Good Submission Practice (GSubP)

Good Submission Practice provides guidance to applicants on preparing high-quality regulatory submissions. It emphasises that dossiers must be complete, well-structured, and aligned with internationally recognised formats.

Applicants are expected to follow standards such as the ASEAN Common Technical Dossier (ACTD) or the ICH Common Technical Document (CTD), ensuring consistency and facilitating efficient review. By improving the quality of submissions, GSubP reduces the likelihood of delays, improves communication between applicants and regulators, and supports faster and more reliable decision-making.

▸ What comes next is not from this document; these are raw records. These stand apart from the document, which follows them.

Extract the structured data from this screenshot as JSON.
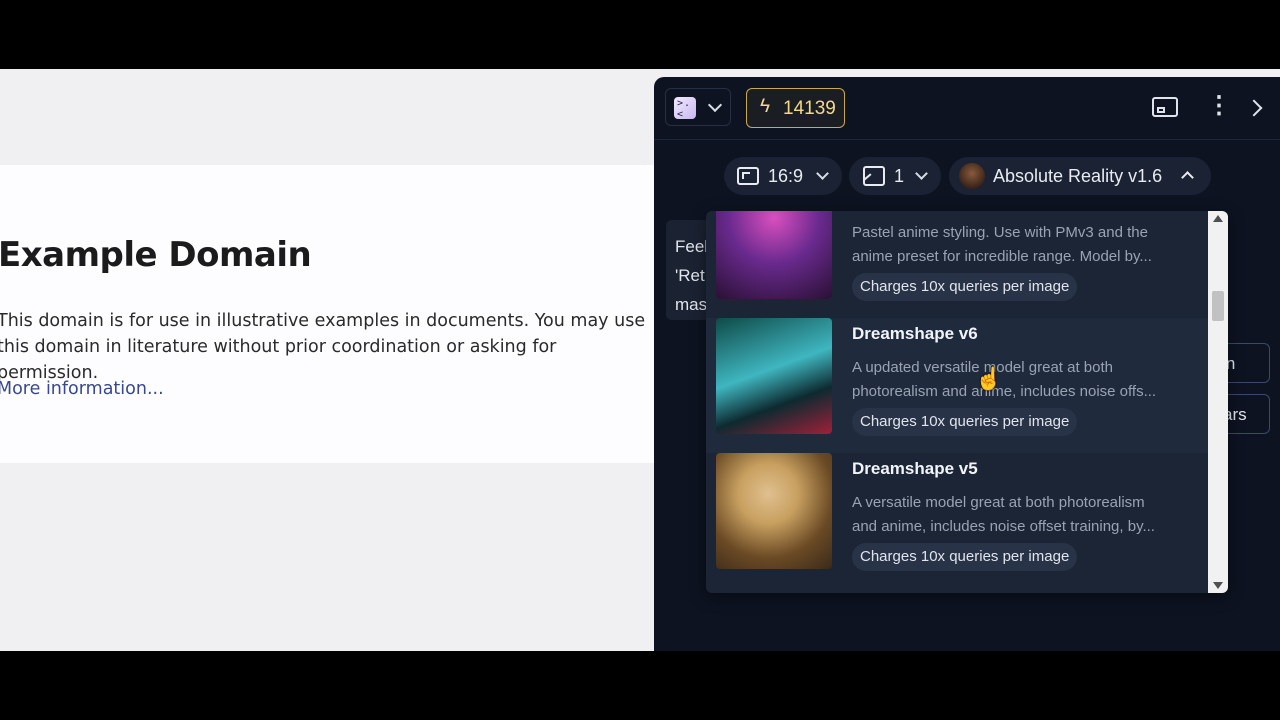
{
  "page": {
    "title": "Example Domain",
    "paragraph": "This domain is for use in illustrative examples in documents. You may use this domain in literature without prior coordination or asking for permission.",
    "link": "More information..."
  },
  "panel": {
    "logo_icon": "app-logo",
    "credits": "14139",
    "controls": {
      "aspect_ratio": "16:9",
      "image_count": "1",
      "model": "Absolute Reality v1.6"
    },
    "side_text": [
      "Feel",
      "'Ret",
      "mas"
    ],
    "side_buttons": [
      "oon",
      "ars"
    ],
    "models": [
      {
        "title": "",
        "desc_lines": [
          "Pastel anime styling. Use with PMv3 and the",
          "anime preset for incredible range. Model by..."
        ],
        "badge": "Charges 10x queries per image",
        "thumb_colors": [
          "#2a1033",
          "#d94fbf",
          "#6a2a8f"
        ]
      },
      {
        "title": "Dreamshape v6",
        "desc_lines": [
          "A updated versatile model great at both",
          "photorealism and anime, includes noise offs..."
        ],
        "badge": "Charges 10x queries per image",
        "thumb_colors": [
          "#0f4a48",
          "#3fb6c0",
          "#a0203a"
        ]
      },
      {
        "title": "Dreamshape v5",
        "desc_lines": [
          "A versatile model great at both photorealism",
          "and anime, includes noise offset training, by..."
        ],
        "badge": "Charges 10x queries per image",
        "thumb_colors": [
          "#3a2a1a",
          "#c8a060",
          "#6b4a25"
        ]
      }
    ]
  },
  "colors": {
    "panel_bg": "#0d1321",
    "dropdown_bg": "#1c2535",
    "credits_accent": "#c9a94e"
  }
}
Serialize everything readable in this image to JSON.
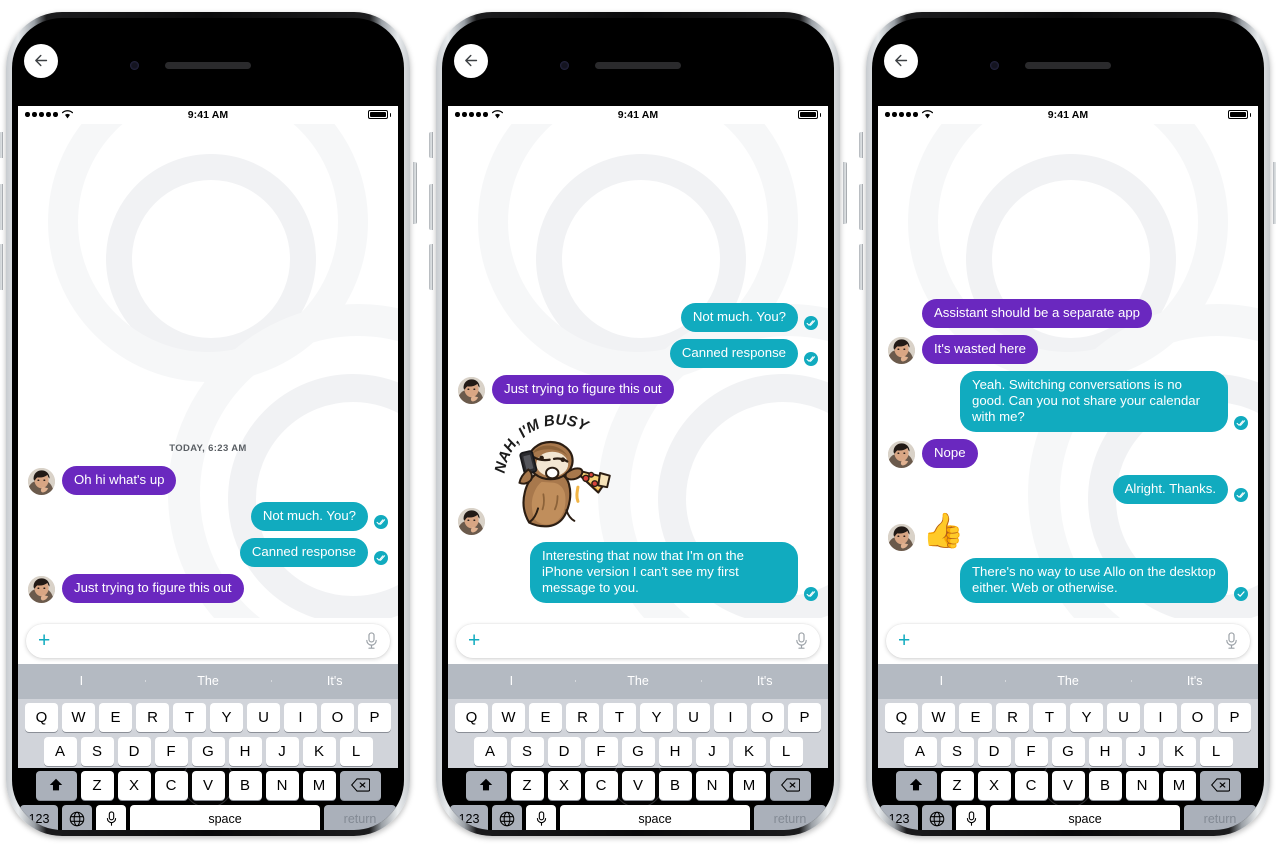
{
  "app": "Google Allo",
  "status_bar": {
    "time": "9:41 AM",
    "signal_dots": 5,
    "wifi": "wifi-icon",
    "battery": "battery-full-icon"
  },
  "composer": {
    "attach_label": "+",
    "mic": "microphone-icon",
    "placeholder": ""
  },
  "keyboard": {
    "predictions": [
      "I",
      "The",
      "It's"
    ],
    "row1": [
      "Q",
      "W",
      "E",
      "R",
      "T",
      "Y",
      "U",
      "I",
      "O",
      "P"
    ],
    "row2": [
      "A",
      "S",
      "D",
      "F",
      "G",
      "H",
      "J",
      "K",
      "L"
    ],
    "row3": [
      "Z",
      "X",
      "C",
      "V",
      "B",
      "N",
      "M"
    ],
    "shift": "shift-icon",
    "delete": "backspace-icon",
    "numbers": "123",
    "globe": "globe-icon",
    "dictate": "microphone-icon",
    "space": "space",
    "return": "return"
  },
  "back_button": "back-arrow-icon",
  "phones": [
    {
      "id": "phone-left",
      "daystamp": "TODAY, 6:23 AM",
      "messages": [
        {
          "side": "in",
          "type": "text",
          "text": "Oh hi what's up",
          "avatar": true,
          "receipt": null
        },
        {
          "side": "out",
          "type": "text",
          "text": "Not much. You?",
          "avatar": false,
          "receipt": "read"
        },
        {
          "side": "out",
          "type": "text",
          "text": "Canned response",
          "avatar": false,
          "receipt": "read"
        },
        {
          "side": "in",
          "type": "text",
          "text": "Just trying to figure this out",
          "avatar": true,
          "receipt": null
        }
      ]
    },
    {
      "id": "phone-center",
      "daystamp": null,
      "messages": [
        {
          "side": "out",
          "type": "text",
          "text": "Not much. You?",
          "avatar": false,
          "receipt": "read"
        },
        {
          "side": "out",
          "type": "text",
          "text": "Canned response",
          "avatar": false,
          "receipt": "read"
        },
        {
          "side": "in",
          "type": "text",
          "text": "Just trying to figure this out",
          "avatar": true,
          "receipt": null
        },
        {
          "side": "in",
          "type": "sticker",
          "sticker_caption": "NAH, I'M BUSY",
          "sticker_name": "sloth-with-pizza-and-phone-sticker",
          "avatar": true,
          "receipt": null
        },
        {
          "side": "out",
          "type": "text",
          "text": "Interesting that now that I'm on the iPhone version I can't see my first message to you.",
          "avatar": false,
          "receipt": "read"
        }
      ]
    },
    {
      "id": "phone-right",
      "daystamp": null,
      "messages": [
        {
          "side": "in",
          "type": "text",
          "text": "Assistant should be a separate app",
          "avatar": false,
          "receipt": null
        },
        {
          "side": "in",
          "type": "text",
          "text": "It's wasted here",
          "avatar": true,
          "receipt": null
        },
        {
          "side": "out",
          "type": "text",
          "text": "Yeah. Switching conversations is no good. Can you not share your calendar with me?",
          "avatar": false,
          "receipt": "read"
        },
        {
          "side": "in",
          "type": "text",
          "text": "Nope",
          "avatar": true,
          "receipt": null
        },
        {
          "side": "out",
          "type": "text",
          "text": "Alright. Thanks.",
          "avatar": false,
          "receipt": "read"
        },
        {
          "side": "in",
          "type": "emoji",
          "text": "👍",
          "avatar": true,
          "receipt": null
        },
        {
          "side": "out",
          "type": "text",
          "text": "There's no way to use Allo on the desktop either. Web or otherwise.",
          "avatar": false,
          "receipt": "delivered"
        }
      ]
    }
  ],
  "colors": {
    "incoming_bubble": "#6a28bf",
    "outgoing_bubble": "#11abbf",
    "accent": "#11abbf",
    "keyboard_bg": "#d1d4da",
    "prediction_bar": "#b4bac2",
    "screen_bg": "#ffffff"
  }
}
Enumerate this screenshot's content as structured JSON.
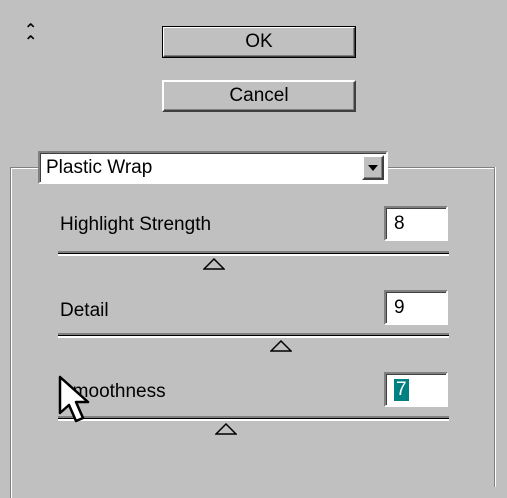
{
  "buttons": {
    "ok": "OK",
    "cancel": "Cancel"
  },
  "filter": {
    "selected": "Plastic Wrap"
  },
  "sliders": [
    {
      "label": "Highlight Strength",
      "value": "8",
      "max": 20,
      "fraction": 0.4
    },
    {
      "label": "Detail",
      "value": "9",
      "max": 15,
      "fraction": 0.57
    },
    {
      "label": "Smoothness",
      "value": "7",
      "max": 15,
      "fraction": 0.43
    }
  ],
  "icons": {
    "collapse": "collapse-chevron-icon",
    "dropdown": "dropdown-arrow-icon",
    "cursor": "mouse-pointer-icon"
  }
}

Integration of GRM, GRevP, and GSubP

The integration of GRM, GRevP, and GSubP creates a comprehensive regulatory system where high-quality submissions are matched with high-quality reviews. This coordinated approach improves overall efficiency, reduces duplication, and enhances the predictability of regulatory outcomes. It also strengthens stakeholder confidence by ensuring that regulatory processes are transparent, consistent, and aligned with global standards.

Training and Capacity Building

To support implementation, the FDA will provide training and capacity-building programmes for reviewers, applicants, and decision-makers. These initiatives aim to ensure that all stakeholders understand and apply the principles of GRM, GRevP, and GSubP consistently. Continuous training also supports adaptation to evolving regulatory expectations and scientific advancements.